Publicité
Grève de la faim de Rehana Ameer, de Jane Ragoo et de Jack Bizlall à partir du 9 décembre
Par
Partager cet article
Grève de la faim de Rehana Ameer, de Jane Ragoo et de Jack Bizlall à partir du 9 décembre
Le comité de soutien à Rehana Ameer, la syndicaliste limogée de la Mauritius Broadcasting Corporation (MBC) en août 2010, entame des démarches pour réclamer sa réintégration. Jane Ragoo, Jack Bizlall et Rehana Ameer elle-même entameront une grève de la faim le 9 décembre prochain si jusque-là, elle ne retrouve pas son emploi.
« Nous avons l’impression d’être retournés à la case départ », déclare la présidente de la Confédération des Travailleurs du Secteur Privée. Le Front Anti-Répression, composé de plusieurs mouvements syndicaux, démarre une série d’actions pour réclamer la réintégration de Rehana Ameer à son poste à la MBC. Le conseil syndical a rencontré la presse, ce vendredi 18 novembre, au siège de la Government Servants’Association, Port-Louis.
Cela fait déjà une année que la syndicaliste Rehana Ameer réclame « que justice soit faite ». Selon elle, la station de radiotélévision nationale l’a licenciée sur une base injustifiée, après 25 ans de service.
Deepak Benydin, de la Federation of Parastatal Bodies and Other Unions (FPBOU) affirme que le combat de la syndicaliste « servira d’exemple aux autres employés de corps para-étatiques ».
« Nous ne pouvons pas laisser tomber. Si nous abandonnons, nous mettons en danger d’autres syndicalistes exerçant dans la fonction publique », lâche Deepak Benydin. Il va plus loin en affirmant que les parlementaires ont affiché leur soutien à l’ex-employée de la MBC et qu’il suppose que le Premier ministre se laisse diriger par le directeur général de la MBC, Dan Callikan.
Jack Bizlall, négociateur de FAR, déclare, pour sa part, qu’il ne compte pas laisser Rehana Ameer faire seule sa grève de la faim. « Je considère que ce cas est une grosse injustice. Je serai à ses côtés, ma conscience me soutiendra et je vais mettre un terme à cette action quand elle le fera », insiste-t-il.
Ce dernier a aussi révélé plusieurs points qu’il considère comme étant non-fondés. Il s’interroge sur ce qu’il appelle « l’inaction de Shakeel Mohamed ». Selon le syndicaliste, le ministre du Travail avait promis d’aider Rehana Ameer.
« Il avait pourtant affiché son soutien au début. Mais aujourd’hui peut-on m’expliquer pourquoi il ne réagit pas ? Il se laisse dicter par Dan Callikan », poursuit-il.
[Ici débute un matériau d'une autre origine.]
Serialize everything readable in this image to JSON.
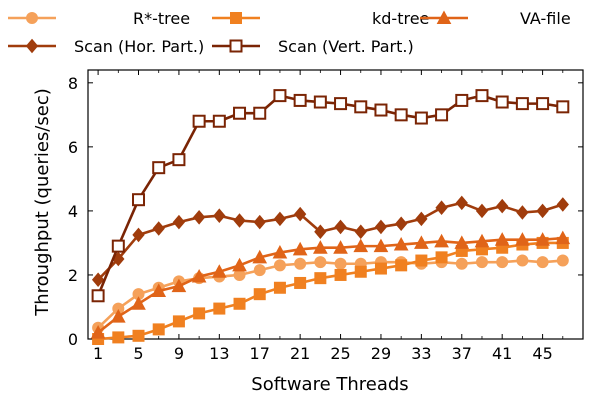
{
  "chart_data": {
    "type": "line",
    "xlabel": "Software Threads",
    "ylabel": "Throughput (queries/sec)",
    "xlim": [
      0,
      49
    ],
    "ylim": [
      0,
      8.4
    ],
    "x_ticks": [
      "1",
      "5",
      "9",
      "13",
      "17",
      "21",
      "25",
      "29",
      "33",
      "37",
      "41",
      "45"
    ],
    "y_ticks": [
      "0",
      "2",
      "4",
      "6",
      "8"
    ],
    "grid": false,
    "legend_placement": "top",
    "x": [
      1,
      3,
      5,
      7,
      9,
      11,
      13,
      15,
      17,
      19,
      21,
      23,
      25,
      27,
      29,
      31,
      33,
      35,
      37,
      39,
      41,
      43,
      45,
      47
    ],
    "series": [
      {
        "name": "R*-tree",
        "color": "#f5a15a",
        "marker": "circle-filled",
        "values": [
          0.35,
          0.95,
          1.4,
          1.6,
          1.8,
          1.9,
          1.95,
          2.0,
          2.15,
          2.3,
          2.35,
          2.4,
          2.35,
          2.35,
          2.4,
          2.4,
          2.35,
          2.4,
          2.35,
          2.4,
          2.4,
          2.45,
          2.4,
          2.45
        ]
      },
      {
        "name": "kd-tree",
        "color": "#f08020",
        "marker": "square-filled",
        "values": [
          0.0,
          0.05,
          0.1,
          0.3,
          0.55,
          0.8,
          0.95,
          1.1,
          1.4,
          1.6,
          1.75,
          1.9,
          2.0,
          2.1,
          2.2,
          2.3,
          2.45,
          2.55,
          2.75,
          2.8,
          2.85,
          2.95,
          3.0,
          3.0
        ]
      },
      {
        "name": "VA-file",
        "color": "#e06418",
        "marker": "triangle-filled",
        "values": [
          0.2,
          0.7,
          1.1,
          1.5,
          1.65,
          1.95,
          2.1,
          2.3,
          2.55,
          2.7,
          2.8,
          2.85,
          2.85,
          2.9,
          2.9,
          2.95,
          3.0,
          3.05,
          3.0,
          3.05,
          3.1,
          3.1,
          3.1,
          3.15
        ]
      },
      {
        "name": "Scan (Hor. Part.)",
        "color": "#a03c0c",
        "marker": "diamond-filled",
        "values": [
          1.85,
          2.5,
          3.25,
          3.45,
          3.65,
          3.8,
          3.85,
          3.7,
          3.65,
          3.75,
          3.9,
          3.35,
          3.5,
          3.35,
          3.5,
          3.6,
          3.75,
          4.1,
          4.25,
          4.0,
          4.15,
          3.95,
          4.0,
          4.2
        ]
      },
      {
        "name": "Scan (Vert. Part.)",
        "color": "#7a2404",
        "marker": "square-open",
        "values": [
          1.35,
          2.9,
          4.35,
          5.35,
          5.6,
          6.8,
          6.8,
          7.05,
          7.05,
          7.6,
          7.45,
          7.4,
          7.35,
          7.25,
          7.15,
          7.0,
          6.9,
          7.0,
          7.45,
          7.6,
          7.4,
          7.35,
          7.35,
          7.25
        ]
      }
    ]
  }
}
Jack Bizlall lance, d’ailleurs, un appel à la classe syndicale et à tous les employés du pays pour un comité de soutien autour des grévistes le 9 décembre prochain.
Dev Ramano, l’homme de loi de Rehana Ameer, reproche, lui aussi, au ministre du Travail de n’être pas intervenu en faveur de la syndicaliste. « Shakeel Mohamed a une responsabilité en tant que ministre du Travail de veiller à ce que les travailleurs soient dans de bonnes conditions. Il est en possession du rapport de la Commission Conciliation et Médiation qui joue en faveur de Rehana Ameer mais il refuse d’admettre que ce document est au détriment de la MBC », avance l’avocat.
D’ailleurs, Dev Ramano explique que ce même rapport, recommandé par Shakeel Mohamed, n’est jamais parvenu jusqu’au Fact Finding Committee de Denis Vellien. L’homme de loi révèle d’autres failles légales dans le cas Ameer.
« Selon la loi, un employé peut être licencié, s’il est trouvé coupable devant le comité disciplinaire, dans un délai de dix jours. Or pour le cas de Rehana Ameer, elle est passée devant le comité disciplinaire le 20 septembre et licenciée le 29 octobre », ajoute-il.
En dernier lieu, Rehana Ameer s’est adressée à la presse. Visiblement touchée, elle affirme qu’elle est prête à aller jusqu’au bout de son combat pour retrouver son poste à la MBC. « J’irai jusqu’au pire s’il le faut. J’ai essayé de décourager Jack et Jane mais ils sont déterminés », lâche-t-elle.